Но здесь описан совершенно правильный способ читать трифоновскую прозу, и в его обычной зашифрованной манере ключ указан недвусмысленно. Страшная густота, плотность, точность трифоновского «бытовизма» особенно наглядна на фоне его вечной тоски по живой истории, по осмысленному бытию – и потому в «Обмене» присутствует поселок красных партизан, и мать героя, старая коммунистка, выступает олицетворением совести. Это ведь она сказала: «Ты уже обменялся». А Ребров из «Долгого прощания» занимается нечаевцем Прыжовым и Клеточниковым, агентом народовольцев в Третьем отделении, и вообще историей народовольчества, о котором Трифонов напишет в 1973 году совсем небытовое «Нетерпение». А в «Старике», романе, получившемся из двух задуманных повестей, тема борьбы за место в дачном кооперативе проходит на фоне гражданской войны, мнимого мироновского восстания на Дону; а Сережа из «Другой жизни» занимается все той же историей провокаций, историей Охранного отделения (о которой Юрий Давыдов в это же самое время писал «Глухую пору листопада», ставя диагноз не столько той, сколько своей собственной эпохе). История и придает коротким трифоновским повестям их знаменитый объем.
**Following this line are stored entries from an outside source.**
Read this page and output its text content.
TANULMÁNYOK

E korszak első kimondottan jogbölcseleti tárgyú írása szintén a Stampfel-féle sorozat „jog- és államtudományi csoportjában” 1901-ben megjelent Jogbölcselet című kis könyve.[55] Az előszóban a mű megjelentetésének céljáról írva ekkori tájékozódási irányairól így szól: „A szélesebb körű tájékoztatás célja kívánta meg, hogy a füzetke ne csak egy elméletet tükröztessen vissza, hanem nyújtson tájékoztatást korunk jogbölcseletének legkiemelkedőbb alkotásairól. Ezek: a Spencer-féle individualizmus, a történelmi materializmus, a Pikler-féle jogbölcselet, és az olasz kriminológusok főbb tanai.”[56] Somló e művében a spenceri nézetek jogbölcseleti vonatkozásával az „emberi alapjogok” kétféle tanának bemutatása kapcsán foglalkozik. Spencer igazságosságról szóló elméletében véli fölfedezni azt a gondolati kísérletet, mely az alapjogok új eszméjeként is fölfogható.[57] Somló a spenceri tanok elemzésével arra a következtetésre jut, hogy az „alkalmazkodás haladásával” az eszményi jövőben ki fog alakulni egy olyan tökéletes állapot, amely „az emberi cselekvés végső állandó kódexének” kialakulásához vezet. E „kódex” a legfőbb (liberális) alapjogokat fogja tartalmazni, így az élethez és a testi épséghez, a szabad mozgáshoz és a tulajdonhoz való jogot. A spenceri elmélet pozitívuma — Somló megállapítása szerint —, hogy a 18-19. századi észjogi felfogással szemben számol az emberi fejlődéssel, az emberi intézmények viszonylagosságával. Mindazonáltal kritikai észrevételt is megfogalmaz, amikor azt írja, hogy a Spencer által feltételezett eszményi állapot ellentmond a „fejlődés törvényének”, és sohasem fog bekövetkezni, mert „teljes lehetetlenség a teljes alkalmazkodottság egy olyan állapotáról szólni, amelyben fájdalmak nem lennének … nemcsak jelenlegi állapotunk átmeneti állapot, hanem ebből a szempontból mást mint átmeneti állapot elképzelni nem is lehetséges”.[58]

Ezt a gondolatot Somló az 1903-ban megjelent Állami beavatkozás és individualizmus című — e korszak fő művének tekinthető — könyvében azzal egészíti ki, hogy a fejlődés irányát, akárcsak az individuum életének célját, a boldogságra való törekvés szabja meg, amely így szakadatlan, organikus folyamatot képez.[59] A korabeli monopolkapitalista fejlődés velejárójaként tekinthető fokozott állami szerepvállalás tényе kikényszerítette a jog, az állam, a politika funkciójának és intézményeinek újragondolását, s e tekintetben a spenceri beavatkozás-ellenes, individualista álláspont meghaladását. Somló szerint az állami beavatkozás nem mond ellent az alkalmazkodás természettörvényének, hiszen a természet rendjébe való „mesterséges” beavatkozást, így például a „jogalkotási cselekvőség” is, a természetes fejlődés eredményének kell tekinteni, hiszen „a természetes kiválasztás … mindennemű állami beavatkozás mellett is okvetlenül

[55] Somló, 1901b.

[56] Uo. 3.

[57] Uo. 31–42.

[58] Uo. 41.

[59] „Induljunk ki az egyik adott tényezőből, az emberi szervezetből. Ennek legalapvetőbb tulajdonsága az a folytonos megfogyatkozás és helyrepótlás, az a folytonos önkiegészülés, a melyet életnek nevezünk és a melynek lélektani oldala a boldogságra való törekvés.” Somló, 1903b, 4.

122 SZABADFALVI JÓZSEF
Поэтика Трифонова – по преимуществу поэтика умолчаний. Его тоска – тоска по действию. Ужас «Предварительных итогов» – вероятно, самой беспросветной повести цикла – в том, что даже уход героя из семьи не состоялся, даже иллюзия поступка невозможна, все вернулось на круги своя. А ведь мир уже выродился – в нем не осталось места ни состраданию, ни любви, ни элементарному такту. Весь Трифонов – о внеисторическом существовании; и тут возникает вопрос – он что же, предпочитал коммунаров?
Получается так.
Но ведь в это же время многие их предпочитали, большая часть шестидесятников, коммунарских детей. И Окуджава пел «На той единственной гражданской». Напрямую оправдывать комиссаров было как бы не комильфо, потому что все помнили, чем кончилось комиссарство, и считали террор тридцатых прямым следствием революции, да и гражданская война была, прямо скажем, не бескровной. Но идея свободы витала, и Давыдов писал о народовольцах, Икрамов – о декабристах (его детский роман «Пехотный капитан» был настольной книгой для нескольких поколений), а Мотыль о тех же декабристах снимал «Звезду пленительного счастья», а Окуджава писал «Глоток свободы» и «Кавалергарда век недолог»… Никому не было дело до того, что из освободительного движения в России получается новое, усиленное тиранство: оно в России получается из всего. Вячеслав Пьецух в «Роммате» показал это очень убедительно и декабристскую романтику как бы развенчал – но вот именно как бы. Потому что ценность декабризма не в «Русской правде» и не в утопических идеях государственного переустройства, и не в том, что Якушкин, казалось, молча обнажал цареубийственный кинжал. Ценность его – в самоотверженной, самоубийственной готовности взять и переломить историю; а поскольку результат всегда более или менее одинаков – приходится ценить вот эту декабристскую готовность переть против рожна, то вещество идеализма и нонконформизма, которое при этом выделяется. Трифонов готов был оправдывать комиссаров во имя отца, которого обожал, во имя поколения, к которому принадлежал. Это было поколение, воспитанное на комиссарских идеалах, описанное в «Доме на набережной» с откровенной, несвойственной ему прежде нежностью. Антон Овчинников (списанный с Льва Федотова) – это и есть идеальный гражданин будущего, этот сочинитель романов, любитель оперы, инициатор беспрерывных испытаний на храбрость и прочность. Это поколение – 1924-1925 годов рождения – было выбито почти поголовно. Но уцелевшие создали великую науку и не менее великую литературу.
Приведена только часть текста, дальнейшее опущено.